Could anyone tell me what is this behavior.
The code is exposing Undefined Behavior. On other systems it might print "Stack Overflow", (seriously!). %d tells the CRT library that you'll provide an integer, but you don't.
I assume you mean:
int main()
{
printf("%d");
}
That being the case, printf() is reading an int (as directed by the format specifier %d) from the stack. Since you've not specified one, it's just reading whatever is on the stack and using that. Hence, your seeing pseudo-random output.
Instead, try:
int main()
{
printf("%d", 10101);
}
HTH
My guess is that you compile
main(){ printf("%d");}
This will pick a random value off the current stack. Try this:
main() {
printf("%d", 0);
printf("%d");
}
Now, the second printf()
will always print 0
since it gets the same stack as the first call.

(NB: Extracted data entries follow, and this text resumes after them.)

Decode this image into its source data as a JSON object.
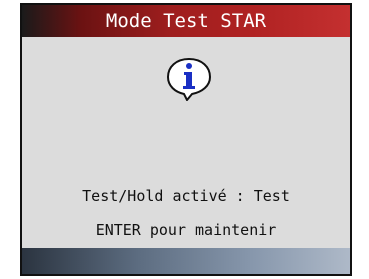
{
  "header": {
    "title": "Mode Test STAR"
  },
  "content": {
    "icon": "info-speech-bubble-icon",
    "line1": "Test/Hold activé : Test",
    "line2": "ENTER pour maintenir"
  },
  "colors": {
    "title_bar_accent": "#b02222",
    "screen_background": "#dcdcdc",
    "icon_blue": "#1a2fc4",
    "bottom_bar": "#5c6c80"
  }
}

[EDIT] This doesn't work on x86 Linux with GCC 4.1.2. Here is the generated assembler code (use gcc -S -o t.s t.c
):
movl $0, %esi
movl $.LC0, %edi
movl $0, %eax
call printf
movl $.LC0, %edi
movl $0, %eax
call printf
As you can see, the second argument isn't pushed on the stack but passed via %esi
(which is a register). That same register is probably modified in printf()
which is why it's losing its value. Damn optimizations ;)
This is classic undefined behavior. The compiler doesn't check that you provide enough arguments to match your formatting string. There are compilers that do this (gcc is one), but yours doesn't.
The code in printf()
will happily step through its given formatting string, and when it gets to the "%d" it will read off one int
-sized argument (typically: from the stack), not knowing there is no argument there for it to read.
Whatever value happens to be on the stack gets printed.
Some compilers, like gcc, will catch this type of oh so common problems if you specify a high enough warning level. Like this (compiling you code, with -Wall - all warnings) :
gcc -c -g -Wall -MMD -MP -MF build/Debug/Cygwin-Windows/newmain.o.d -o build/Debug/Cygwin-Windows/newmain.o newmain.c
newmain.c: In function `main':
newmain.c:16: warning: too few arguments for format
This is one of around 998 good reasons to always compile with a high warning level, and to take the warning messages seriously.